C’è qualcuno che vuole piantare la bandiera tricolore su un’innovazione nel mondo del volo. Si chiama Renzo Pisu, 43 anni, comandante pilota, amministratore unico e fondatore di Sky Jet Italia, una ben avviata società di brokeraggio nel trasporto aereo privato, d’affari e leisure. Un’azienda guidata da un gruppo di piloti ed esperti del business aeronautico (marketing, vendite e logistica in particolare), con sede a Milano, filiali in Germania e Regno Unito, un fatturato annuo di 9 milioni e una clientela che comprende medie a grandi aziende, Vip, imprenditori, manager, tour operator, hotel di lusso e così via.
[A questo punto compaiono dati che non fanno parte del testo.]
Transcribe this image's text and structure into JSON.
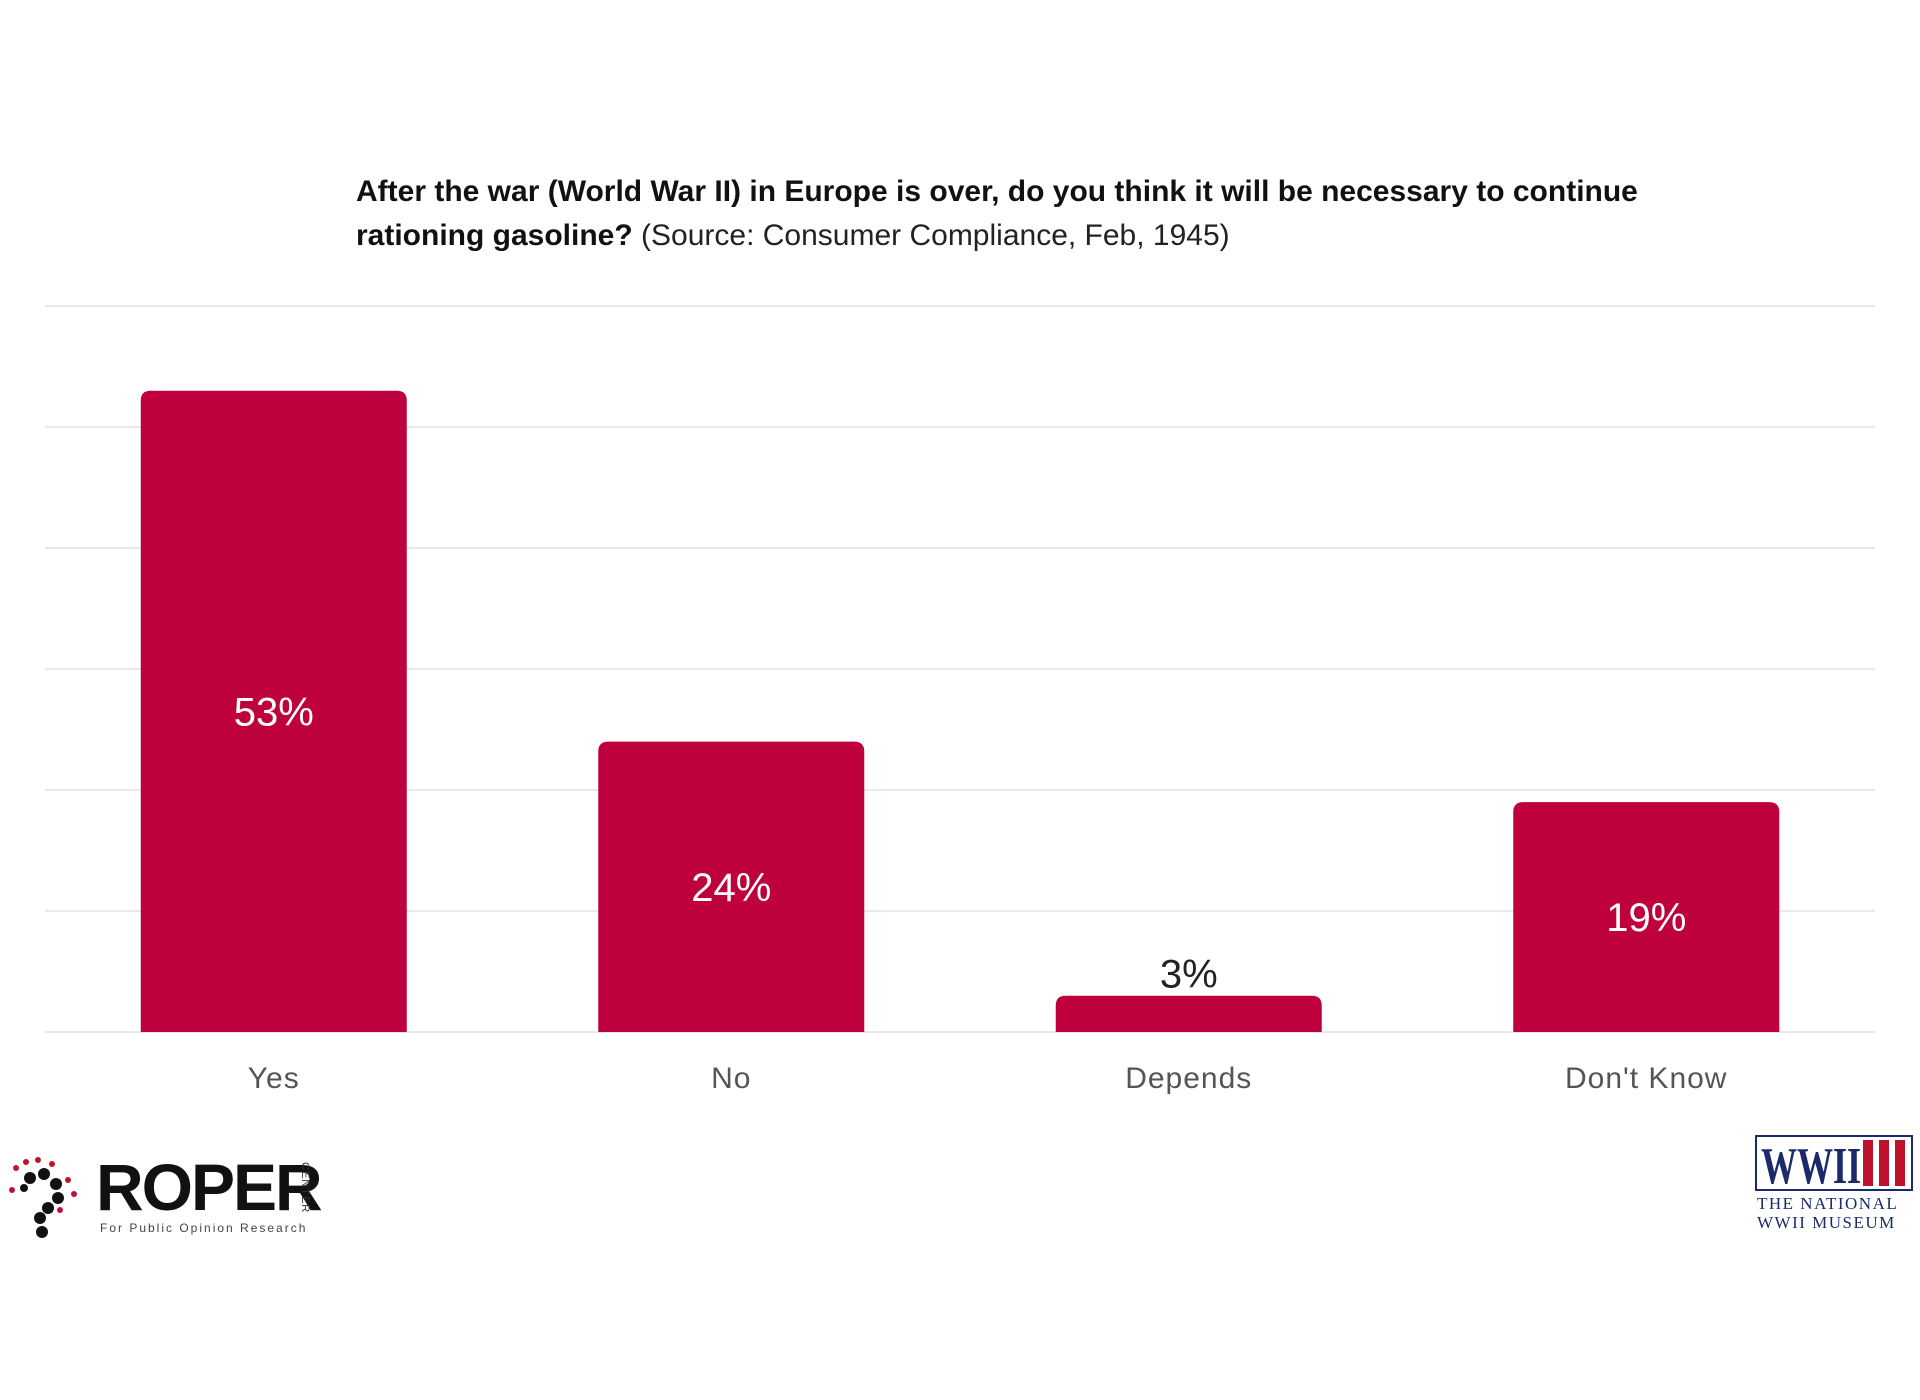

E con a disposizione una flotta che va dai «piccoli» Citation Jet ai mid size jet, ai più grandi Boeing o Airbus di classe corporate.
«Sky Jet Italia, una società che molti non si aspettavano che avrebbe superato i primi due anni di vita - racconta Pisu (ex pilota e dirigente di importanti compagnie aeree internazionali, poi imprenditore) - ha invece superato i 5 anni di attività ed è servita come base per un progetto molto ambizioso che si concretizzerà nel febbraio 2009. Dopo due anni di ricerche sui trend del mercato dei viaggi, di analisi di ciò che sta avvenendo nel trasporto aereo, e la messa a punto di un software molto innovativo, ci apprestiamo a varare una nuova realtà multinazionale». Il marchio è Swing, parola composta da «wing» (ala) cui è stata aggiunta una S per addolcire la parola. Ma anche per andare controcorrente in fatto di scelta di brand name: «Non volevamo, differenziandoci in questo dagli altri operatori del settore - continua Pisu - usare parole mutuate dal gergo aeronautico». Swing, del resto, vuole essere qualcosa di rivoluzionario nel trasporto aereo privato, operando inizialmente in 12 Paesi europei con proprie risorse commerciali e logistiche, con una flotta di 350 velivoli. Partiamo da un assunto. La recessione è un dato di fatto, ma secondo le statistiche il mercato dei voli aerei executive è in continua crescita, soprattutto quelli operati con i nuovi «very light jet» da 6-8 posti. Mentre le compagnie di bandiera accusano la concorrenza, la maggiore propensione al risparmio delle famiglie, i tagli dei costi di trasferta da parte di molte aziende, c’è un numero crescente d’imprenditori, manager e privati con un reddito elevato disposti a spendere circa il doppio delle normali tariffe «business» per volare con più comfort, sicurezza e flessibilità. Ovvero per arrivare in qualunque destinazione senza subire la rigidità delle rotte e degli orari dei voli di linea, l’esosità delle compagnie quando si tratta di biglietti «one way», le ore di attesa ai check-in e i ritardi sempre in agguato. Al contrario, un servizio come quello che propone Sky Jet Italia permette al cliente di concordare in poche ore il proprio itinerario, partire all’ultimo momento, ripartire quando è pronto, spostarsi da una località all’altra in una stessa giornata, viaggiare in modo confortevole e con la sicurezza garantita da aeroplani con pochi anni di vita.
«Detto questo - prosegue Pisu - recentemente il numero degli operatori è cresciuto a dismisura e si è cominciata a sentire un po’ di crisi. Molti hanno flotte che non riescono a sfruttare a pieno. Quello che faremo noi sarà acquistare al meglio una parte delle ore di volo libere di un certo numero di operatori di qualità per disporre, in ogni momento e su ogni Paese, dei mezzi e degli equipaggi necessari per soddisfare rapidamente e in modo conveniente i nostri clienti. Non compreremo aerei. Aiuteremo gli altri a valorizzare quello che hanno grazie a un mix d’intelligenza finanziaria, esperienza logistica, capacità di analisi, software, marketing e comunicazione. La nostra ambizione è di armonizzare il mercato e operare come distributori con il nostro marchio». I partner, peraltro, utilizzeranno il logo Swing come livrea sui propri aerei. Questo progetto prevede un investimento di circa 100 milioni nei primi due anni. Obiettivo di Pisu è di allargare l’utenza dei voli privati a 5 stelle.